The authors of a new report, Nitrogen UK, which confirms agriculture as the biggest user of nitrogen, are calling for continued improvements in farming practices to tackle the problem of nitrogen-based pollution.

Commissioned as part of the Biffaward programme on sustainable resource use, the report by Robert Lillywhite and Clive Rahn of Warwick HRI points out that while agriculture is the biggest producer of nitrogen-based pollutants, it’s the inherently poor conversion rates between nitrogen supply and nitrogen assimilation which cause the main problem, rather than the actions of individual growers or the continued overuse of nitrogen fertiliser.

But, they say, more can be done on farm to mitigate nitrogen pollution.

The report also identifies the combustion of fossil fuels for power generation and in vehicles as being responsible for the release of large amounts of reactive nitrogen into the environment.

And poor information from some sectors, most notably the chemical industry, mean that there are large gaps in understanding.

“It’s important to have an understanding of the bigger picture when studying nitrogen and its use,” stresses Mr Lillywhite.

“Nitrogen is an essential element and an integral part of all plants and animals.

“But it’s also a pollutant. Nitrate from both agriculture and sewage promotes eutrophication, while the gaseous products, nitrogen and nitrous oxides from combustion contribute to global warming.

“So while it’s essential, it is also a problem.

And that’s on a global scale, rather than just in the UK and Europe.”

The report, which was launched in London last week, recognises the role of better farming practices in reducing nitrogen losses and the recent introduction of legislation to improve application methods and timings.
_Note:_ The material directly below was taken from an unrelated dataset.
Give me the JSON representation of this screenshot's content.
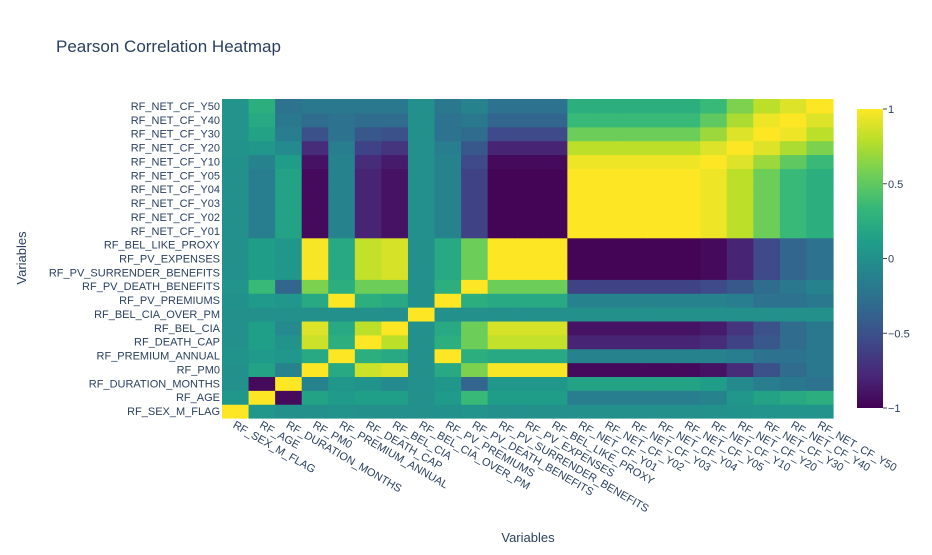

“Agriculture has a unique problem in that it produces lots of waste,” Mr Rahn explains.

“That waste contains a great deal of nitrogen.

The ultimate aim must be to use inputs more wisely and efficiently, so that we have minimal amounts of environmental pollution and waste.”

Cereal production is the most efficient farming sector, utilising 57% of its nitrogen, while beef production is the worst at just 13%.

Plants recover, on average, 50% of the nitrogen applied as fertiliser, while beef cattle recover only 9% of nitrogen contained in feed.

“The biggest contributors to the UK’s ammonia emissions are cattle,” he confirms.

“The other issue with livestock production is manure, which although it contains large and valuable amounts of nitrogen, is too often lost to the atmosphere and to rivers via leaching, without being used by a growing crop.”

Mr Lillywhite says nitrogen losses to the environment from farming come in many forms.

“We’ve all heard about nitrate leaching in soil water.

But there’s also gaseous nitrous oxide and ammonia produced from soil processes, nitrous oxide released from the breakdown of fertiliser, volatilisation of ammonia from slurries and manures and nitrogen oxides from the use of agricultural machinery.

“We have to recognise that agriculture is responsible for the greatest leakage of nitrogen to the environment.

This is not deliberate, but a result of unavoidable inefficiencies.”

He notes that recent work has concentrated on improvements in livestock housing to reduce ammonia emissions and better tillage techniques to limit nitrous oxide emissions.

“These are the sort of areas where we must continue to act.

Nitrogen is potentially more damaging on a global scale than carbon dioxide.”